[A. Die
Zerstörung
der
jüdischen Existenz in Polen 1929-1939]
[5.3. Die Struktur des kriminellen
Antisemitismus in Polen in den 1930er Jahren: Kirche -
Wirtschaft - Nationalismus]
[1930er Jahre: Die drei
Elemente des Antisemitismus in Polen]
Der polnische Antisemitismus in den 1930er Jahren bezog
seine Inspiration aus drei Quellen:
-- die traditionelle, historische Feindschaft der
katholischen Kirche gegen die jüdische Minderheit
-- die wirtschaftliche Position, die sich durch die
Krisenbedingungen verschlimmerte
-- und die bösartige Form des Nationalismus, die von
faschistischen Modellen beeinflusst wurde.
[Es war schon vor 1929 ein Antisemitismus da. Ab der
Wirtschaftskrise von 1929 handelt es sich somit um eine
Steigerung des Antisemitismus durch die 1930er Jahre, die
in Nazi-Deutschland erst im Jahre 1938 erreicht wurde].
[Die Propaganda der
polnisch-katholischen Kirche gegen die jüdische
Bevölkerung]
Das historische Element war am klarsten durch die Kirche
ausgedrückt, (S.185)
die einen gewaltigen Einfluss hatte und ihn auch nutzte,
um in extremen Dimensionen gegen Juden zu hetzen. Obwohl
Lippenbekenntnisse "den Ausbruch der menschlichen
Leidenschaft" generell mit Abscheu verurteilten, so
erklärte eine Stellungnahme der katholischen Presseagentur
im Frühjahr 1936 den Glauben an "die kulturelle Spaltung
zwischen Polen und Juden".
Die Erklärung verkündete, dass jüdische Jugend generell
"schlecht erzogen sei, was ein schlechtes Vorbild für die
christliche Jugend bedeute". Juden wurden beschuldigt,
kommunistische Tendenzen zu haben. "Was die anderen
negativen Merkmale des jüdischen Charakters angeht", so
fuhr die Stellungnahme fort, "so haben sogar
Schriftsteller jüdischen Ursprungs diese selbst betont.
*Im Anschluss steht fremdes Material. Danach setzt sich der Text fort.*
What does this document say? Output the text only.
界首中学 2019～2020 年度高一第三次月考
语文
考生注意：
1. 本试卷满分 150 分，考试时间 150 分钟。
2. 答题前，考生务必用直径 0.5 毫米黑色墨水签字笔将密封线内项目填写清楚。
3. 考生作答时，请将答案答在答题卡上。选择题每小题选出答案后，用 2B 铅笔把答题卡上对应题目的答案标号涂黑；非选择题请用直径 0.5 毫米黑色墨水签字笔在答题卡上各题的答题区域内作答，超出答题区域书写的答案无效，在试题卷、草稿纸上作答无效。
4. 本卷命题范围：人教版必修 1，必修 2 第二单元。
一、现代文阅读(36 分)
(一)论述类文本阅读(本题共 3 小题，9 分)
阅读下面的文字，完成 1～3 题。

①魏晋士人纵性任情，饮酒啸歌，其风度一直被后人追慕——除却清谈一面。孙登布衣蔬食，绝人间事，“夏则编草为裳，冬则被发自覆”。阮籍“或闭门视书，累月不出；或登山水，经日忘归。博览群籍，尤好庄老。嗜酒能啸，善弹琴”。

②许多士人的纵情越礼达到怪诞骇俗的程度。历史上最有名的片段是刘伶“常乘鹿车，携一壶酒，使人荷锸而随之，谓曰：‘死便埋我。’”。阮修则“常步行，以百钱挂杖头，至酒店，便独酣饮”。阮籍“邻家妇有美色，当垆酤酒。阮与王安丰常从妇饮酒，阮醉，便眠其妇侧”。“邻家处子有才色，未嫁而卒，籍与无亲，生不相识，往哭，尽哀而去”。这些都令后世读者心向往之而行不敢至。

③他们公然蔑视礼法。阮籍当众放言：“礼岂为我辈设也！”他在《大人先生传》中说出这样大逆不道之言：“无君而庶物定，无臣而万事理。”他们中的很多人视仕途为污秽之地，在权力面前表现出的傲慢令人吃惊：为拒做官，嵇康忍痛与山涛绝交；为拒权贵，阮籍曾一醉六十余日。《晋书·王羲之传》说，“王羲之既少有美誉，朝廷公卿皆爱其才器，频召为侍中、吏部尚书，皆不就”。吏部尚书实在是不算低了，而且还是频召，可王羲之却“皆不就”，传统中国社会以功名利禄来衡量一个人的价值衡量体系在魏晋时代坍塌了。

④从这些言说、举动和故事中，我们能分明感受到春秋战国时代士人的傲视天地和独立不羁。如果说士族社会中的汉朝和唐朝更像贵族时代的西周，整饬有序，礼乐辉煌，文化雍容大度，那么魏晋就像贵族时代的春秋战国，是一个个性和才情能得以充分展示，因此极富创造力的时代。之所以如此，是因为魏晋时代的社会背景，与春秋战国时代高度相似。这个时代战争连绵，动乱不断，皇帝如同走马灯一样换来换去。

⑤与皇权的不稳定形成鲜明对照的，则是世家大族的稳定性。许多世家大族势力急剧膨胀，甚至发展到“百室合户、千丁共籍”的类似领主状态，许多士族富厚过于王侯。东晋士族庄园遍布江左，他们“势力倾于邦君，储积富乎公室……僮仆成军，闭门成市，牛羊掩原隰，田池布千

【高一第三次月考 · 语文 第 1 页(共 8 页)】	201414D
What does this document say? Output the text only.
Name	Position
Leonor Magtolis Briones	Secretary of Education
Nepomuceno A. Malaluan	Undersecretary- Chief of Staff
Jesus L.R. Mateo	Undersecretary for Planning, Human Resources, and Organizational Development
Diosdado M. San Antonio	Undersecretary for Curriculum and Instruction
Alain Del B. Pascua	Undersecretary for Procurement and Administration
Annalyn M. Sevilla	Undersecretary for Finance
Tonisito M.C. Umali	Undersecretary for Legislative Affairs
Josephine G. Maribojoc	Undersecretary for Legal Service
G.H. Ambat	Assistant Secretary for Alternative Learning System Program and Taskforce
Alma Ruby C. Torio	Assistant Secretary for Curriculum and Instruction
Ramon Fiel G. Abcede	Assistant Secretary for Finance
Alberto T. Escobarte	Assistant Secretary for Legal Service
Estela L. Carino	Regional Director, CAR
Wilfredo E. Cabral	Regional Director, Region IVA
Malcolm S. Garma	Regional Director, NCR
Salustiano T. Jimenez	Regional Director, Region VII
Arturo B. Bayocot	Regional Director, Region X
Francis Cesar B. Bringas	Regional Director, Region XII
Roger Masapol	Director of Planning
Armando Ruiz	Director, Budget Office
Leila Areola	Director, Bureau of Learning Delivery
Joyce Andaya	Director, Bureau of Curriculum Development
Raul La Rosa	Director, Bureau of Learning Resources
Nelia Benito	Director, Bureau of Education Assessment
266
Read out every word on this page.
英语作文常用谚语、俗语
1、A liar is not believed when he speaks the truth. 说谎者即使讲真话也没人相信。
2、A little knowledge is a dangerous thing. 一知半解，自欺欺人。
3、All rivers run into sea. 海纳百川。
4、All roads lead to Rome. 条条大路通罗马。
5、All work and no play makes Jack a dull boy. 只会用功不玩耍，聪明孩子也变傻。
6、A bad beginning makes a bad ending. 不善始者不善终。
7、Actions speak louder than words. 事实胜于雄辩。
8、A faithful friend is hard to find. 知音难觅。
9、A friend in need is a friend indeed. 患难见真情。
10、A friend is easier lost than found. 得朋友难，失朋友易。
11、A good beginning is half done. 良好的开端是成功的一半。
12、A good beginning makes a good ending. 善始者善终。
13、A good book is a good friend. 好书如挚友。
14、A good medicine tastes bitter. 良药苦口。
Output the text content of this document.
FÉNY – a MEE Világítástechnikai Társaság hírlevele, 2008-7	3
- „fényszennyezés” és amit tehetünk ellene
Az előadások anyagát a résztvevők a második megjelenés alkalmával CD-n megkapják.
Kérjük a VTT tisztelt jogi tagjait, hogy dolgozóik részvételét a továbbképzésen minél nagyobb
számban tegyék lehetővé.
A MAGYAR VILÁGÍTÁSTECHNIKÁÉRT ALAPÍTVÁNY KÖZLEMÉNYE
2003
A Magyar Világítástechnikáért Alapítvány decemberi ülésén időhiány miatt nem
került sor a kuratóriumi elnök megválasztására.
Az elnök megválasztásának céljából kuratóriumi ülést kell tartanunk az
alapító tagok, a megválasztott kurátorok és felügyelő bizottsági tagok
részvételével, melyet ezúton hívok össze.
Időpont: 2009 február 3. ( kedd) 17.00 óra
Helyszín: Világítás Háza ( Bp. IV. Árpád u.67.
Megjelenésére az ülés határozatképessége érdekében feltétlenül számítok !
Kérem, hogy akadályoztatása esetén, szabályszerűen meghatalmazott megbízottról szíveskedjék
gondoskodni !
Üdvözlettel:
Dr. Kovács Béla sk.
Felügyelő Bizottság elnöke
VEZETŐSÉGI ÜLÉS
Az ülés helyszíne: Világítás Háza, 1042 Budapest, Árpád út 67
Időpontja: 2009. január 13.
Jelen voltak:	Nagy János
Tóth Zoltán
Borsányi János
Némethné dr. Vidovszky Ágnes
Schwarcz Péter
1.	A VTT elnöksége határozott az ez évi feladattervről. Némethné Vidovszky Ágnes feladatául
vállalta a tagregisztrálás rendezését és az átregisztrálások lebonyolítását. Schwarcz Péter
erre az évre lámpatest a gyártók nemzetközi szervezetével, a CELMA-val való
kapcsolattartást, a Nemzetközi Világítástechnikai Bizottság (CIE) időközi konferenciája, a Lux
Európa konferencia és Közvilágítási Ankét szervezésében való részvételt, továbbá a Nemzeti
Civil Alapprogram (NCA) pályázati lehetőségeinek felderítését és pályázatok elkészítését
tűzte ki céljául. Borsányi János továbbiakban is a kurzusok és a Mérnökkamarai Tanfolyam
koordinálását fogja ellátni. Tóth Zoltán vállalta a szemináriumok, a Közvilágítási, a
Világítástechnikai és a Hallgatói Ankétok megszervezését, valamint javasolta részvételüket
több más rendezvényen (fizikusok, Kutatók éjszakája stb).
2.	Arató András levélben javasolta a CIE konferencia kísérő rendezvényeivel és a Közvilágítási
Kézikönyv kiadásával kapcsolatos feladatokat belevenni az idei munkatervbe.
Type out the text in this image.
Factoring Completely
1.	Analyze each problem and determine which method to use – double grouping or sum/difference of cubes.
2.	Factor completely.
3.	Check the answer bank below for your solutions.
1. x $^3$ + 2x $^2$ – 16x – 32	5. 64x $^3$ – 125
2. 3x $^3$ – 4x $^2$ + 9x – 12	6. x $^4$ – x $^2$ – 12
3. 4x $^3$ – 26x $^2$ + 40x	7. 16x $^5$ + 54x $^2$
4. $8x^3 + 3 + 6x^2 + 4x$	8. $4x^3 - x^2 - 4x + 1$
Ausserdem stehen Israels Söhne beim Kampf gegen das
Christentum in Polen an vorderster Front."
Antijüdische Boykotte wurden gerechtfertigt, weil es keine
Sünde war, die Arbeiter gegen Ausbeutung zu schützen.
(Endnote 16: 46-Berichte 1936/7-Stellungnahme der
katholischen Presseagentur, 1/25/36 [25. Januar 1936],
Bericht von Moskowitz-Schneidermann, März 1937)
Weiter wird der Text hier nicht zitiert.